The CDP has released its training numbers for the month of October.

During the month the Center conducted 131 courses for 2,385 students on its campus in Anniston, AL, and 58 courses for 1,816 students at sites across the U.S. and its territories.

That brought the total number of students who've been trained by the CDP since it first opened its doors, in 1998, to 123,126.

Among the month’s highlights: 

* Two police officers from New Bern, NC and three from Chesterfield County, VA – two locations affected by flooding or tornadoes spawned by Hurricane Florence, attended training during the first week of the month.  They were joined by 39 professionals from the Northeast Minnesota Department of Health, 29 professionals from the Central Utah Public Health department, 17 personnel representing State of California Department of Corrections and Rehabilitation facilities, and four crime scene analysts from the Las Vegas, NV Metropolitan Police Department and two crime scene analysts from the Honolulu, HI Police Department.

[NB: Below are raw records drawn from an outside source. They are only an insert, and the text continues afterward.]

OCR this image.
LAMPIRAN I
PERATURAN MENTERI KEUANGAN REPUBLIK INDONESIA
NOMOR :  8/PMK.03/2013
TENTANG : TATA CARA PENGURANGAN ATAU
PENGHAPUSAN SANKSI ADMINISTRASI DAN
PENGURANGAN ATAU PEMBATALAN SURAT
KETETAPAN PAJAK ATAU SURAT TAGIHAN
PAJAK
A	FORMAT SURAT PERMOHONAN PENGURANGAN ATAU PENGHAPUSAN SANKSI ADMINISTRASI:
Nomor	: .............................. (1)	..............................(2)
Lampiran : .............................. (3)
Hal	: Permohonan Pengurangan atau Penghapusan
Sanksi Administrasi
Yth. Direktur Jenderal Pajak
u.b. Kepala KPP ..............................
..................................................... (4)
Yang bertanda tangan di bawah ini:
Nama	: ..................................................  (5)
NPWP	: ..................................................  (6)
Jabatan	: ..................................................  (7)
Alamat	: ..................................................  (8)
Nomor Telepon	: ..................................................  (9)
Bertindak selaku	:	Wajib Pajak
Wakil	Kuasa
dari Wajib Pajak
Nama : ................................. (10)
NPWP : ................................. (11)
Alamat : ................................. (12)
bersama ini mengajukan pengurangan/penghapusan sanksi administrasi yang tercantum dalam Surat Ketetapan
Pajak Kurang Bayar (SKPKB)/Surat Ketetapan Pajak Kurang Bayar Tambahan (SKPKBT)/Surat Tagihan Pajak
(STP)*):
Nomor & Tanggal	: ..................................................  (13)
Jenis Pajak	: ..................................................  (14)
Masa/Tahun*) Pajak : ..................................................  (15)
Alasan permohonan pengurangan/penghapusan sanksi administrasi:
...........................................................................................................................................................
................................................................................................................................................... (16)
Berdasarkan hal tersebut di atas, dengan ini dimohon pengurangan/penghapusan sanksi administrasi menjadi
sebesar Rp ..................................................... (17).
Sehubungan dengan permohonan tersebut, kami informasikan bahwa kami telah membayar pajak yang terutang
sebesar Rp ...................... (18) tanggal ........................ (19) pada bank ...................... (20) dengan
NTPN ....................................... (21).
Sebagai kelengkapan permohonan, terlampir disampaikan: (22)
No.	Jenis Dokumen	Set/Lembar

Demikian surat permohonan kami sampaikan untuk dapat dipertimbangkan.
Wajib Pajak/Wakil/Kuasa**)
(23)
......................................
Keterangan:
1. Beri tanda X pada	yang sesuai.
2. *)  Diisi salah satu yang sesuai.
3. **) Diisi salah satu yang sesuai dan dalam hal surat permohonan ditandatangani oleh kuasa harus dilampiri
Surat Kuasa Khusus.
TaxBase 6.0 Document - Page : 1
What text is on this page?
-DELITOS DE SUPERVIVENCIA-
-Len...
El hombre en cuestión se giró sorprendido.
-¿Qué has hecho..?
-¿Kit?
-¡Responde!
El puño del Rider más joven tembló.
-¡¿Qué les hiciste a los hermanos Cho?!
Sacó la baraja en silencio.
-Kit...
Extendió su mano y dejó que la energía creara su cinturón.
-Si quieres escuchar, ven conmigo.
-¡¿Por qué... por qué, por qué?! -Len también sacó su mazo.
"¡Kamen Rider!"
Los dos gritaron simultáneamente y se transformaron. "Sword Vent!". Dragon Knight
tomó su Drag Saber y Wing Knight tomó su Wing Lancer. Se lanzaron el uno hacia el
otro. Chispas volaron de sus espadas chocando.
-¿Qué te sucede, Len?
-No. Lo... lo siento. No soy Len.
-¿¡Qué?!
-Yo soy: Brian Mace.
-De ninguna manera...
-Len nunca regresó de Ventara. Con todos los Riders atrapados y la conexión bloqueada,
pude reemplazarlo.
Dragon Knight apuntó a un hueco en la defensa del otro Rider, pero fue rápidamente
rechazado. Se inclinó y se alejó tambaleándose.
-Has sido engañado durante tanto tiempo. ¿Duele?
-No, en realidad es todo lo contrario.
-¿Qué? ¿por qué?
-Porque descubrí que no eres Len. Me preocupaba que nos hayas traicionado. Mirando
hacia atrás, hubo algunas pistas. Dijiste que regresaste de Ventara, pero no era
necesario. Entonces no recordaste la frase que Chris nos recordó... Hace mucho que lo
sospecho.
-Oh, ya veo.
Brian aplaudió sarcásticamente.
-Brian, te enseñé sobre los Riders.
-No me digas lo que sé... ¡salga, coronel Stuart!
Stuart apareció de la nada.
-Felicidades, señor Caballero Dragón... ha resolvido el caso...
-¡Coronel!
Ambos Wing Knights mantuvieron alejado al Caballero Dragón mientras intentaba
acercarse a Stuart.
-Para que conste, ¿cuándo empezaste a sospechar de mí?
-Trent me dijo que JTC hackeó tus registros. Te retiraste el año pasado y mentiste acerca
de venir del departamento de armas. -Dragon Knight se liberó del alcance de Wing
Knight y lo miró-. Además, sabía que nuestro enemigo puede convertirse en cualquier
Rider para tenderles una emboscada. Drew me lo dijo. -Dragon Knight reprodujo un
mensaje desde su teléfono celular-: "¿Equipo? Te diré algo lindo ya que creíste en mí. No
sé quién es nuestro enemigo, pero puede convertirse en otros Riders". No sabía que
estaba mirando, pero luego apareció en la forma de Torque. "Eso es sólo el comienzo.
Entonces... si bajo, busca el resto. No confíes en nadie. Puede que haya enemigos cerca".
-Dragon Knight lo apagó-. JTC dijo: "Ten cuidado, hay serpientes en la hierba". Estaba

* In week two, 19 Montgomery, AL Police Academy recruits attended a Field Force Operations class. They were joined by Brenau University (Gainesville, GA) and Gadsden State (AL) Community College nursing students who participated in the Emergency Medical Response Awareness for CBRNE Incidents (EMRA) and the Healthcare Emergency Response Operations for CBRNE Incidents (HERO) classes, and 6 healthcare providers from St. Patrick’s Hospital in Missoula, MT, who attended the Center’s Barrier Precautions and Controls for Highly Infectious Disease (HID) class.

* The third week of the month was highlighted by the Center’s inaugural Train-the-Trainer Theme Week.  More than 160 responders participated in the theme week, which was designed to teach select state, local, tribal and territorial responders how to present certain CDP course material to fellow members of their agencies or communities.  That week the center also hosted five healthcare professionals from Turkey, who attended the CDP’s Healthcare Leadership Course for Mass Casualty Incidents (HCL) course prior to attending the CDP’s Incident Command Course the following week.  The responders chose those specific courses to “obtain as much information as they could about CDP training methodology and administration,” according to John McKenzie, a program specialist in the CDP’s Training and Education Directorate.  The responders are looking to design and implement a similar CBRN (Chemical, Biological, Radiological and Nuclear)-related training program for healthcare responders in their home country, he said. 

* In week four, cohorts dominated the training landscape – more than 30 firefighters from the Philadelphia Fire Department attended the Hazardous Materials Technician (HMT) and Hazardous Materials Technologies: Sampling, Monitoring, and Detection (HT) courses, while more than 30 healthcare professionals from the University of North Carolina Hospital attended the HCL and the Hospital Emergency Response Training for Mass Casualty Incidents (HERT) courses.

* In the final week of the month, training was highlighted by the presence of 6 healthcare professionals from Desert Springs Hospital in Las Vegas, NV, who attended the Emergency Medical Operations for CBRNE Incidents (EMO) and the Intermediate Hands-on Training for CBRNE Incidents (HOT I) courses. The Desert Springs Hospital received more than 100 victims of the Route 91 Harvest Music Festival active shooter incident in 2017. That week the CDP, in partnership with the Department of Health and Human Services’ Healthcare System, also delivered the Healthcare Coalition Response Leadership Course to professionals from three healthcare coalitions: The North Central Pennsylvania Healthcare Coalition; the South Dakota Healthcare Coalition, and the Mariposa and Merced County (CA) Healthcare Partnership for Emergency Preparedness.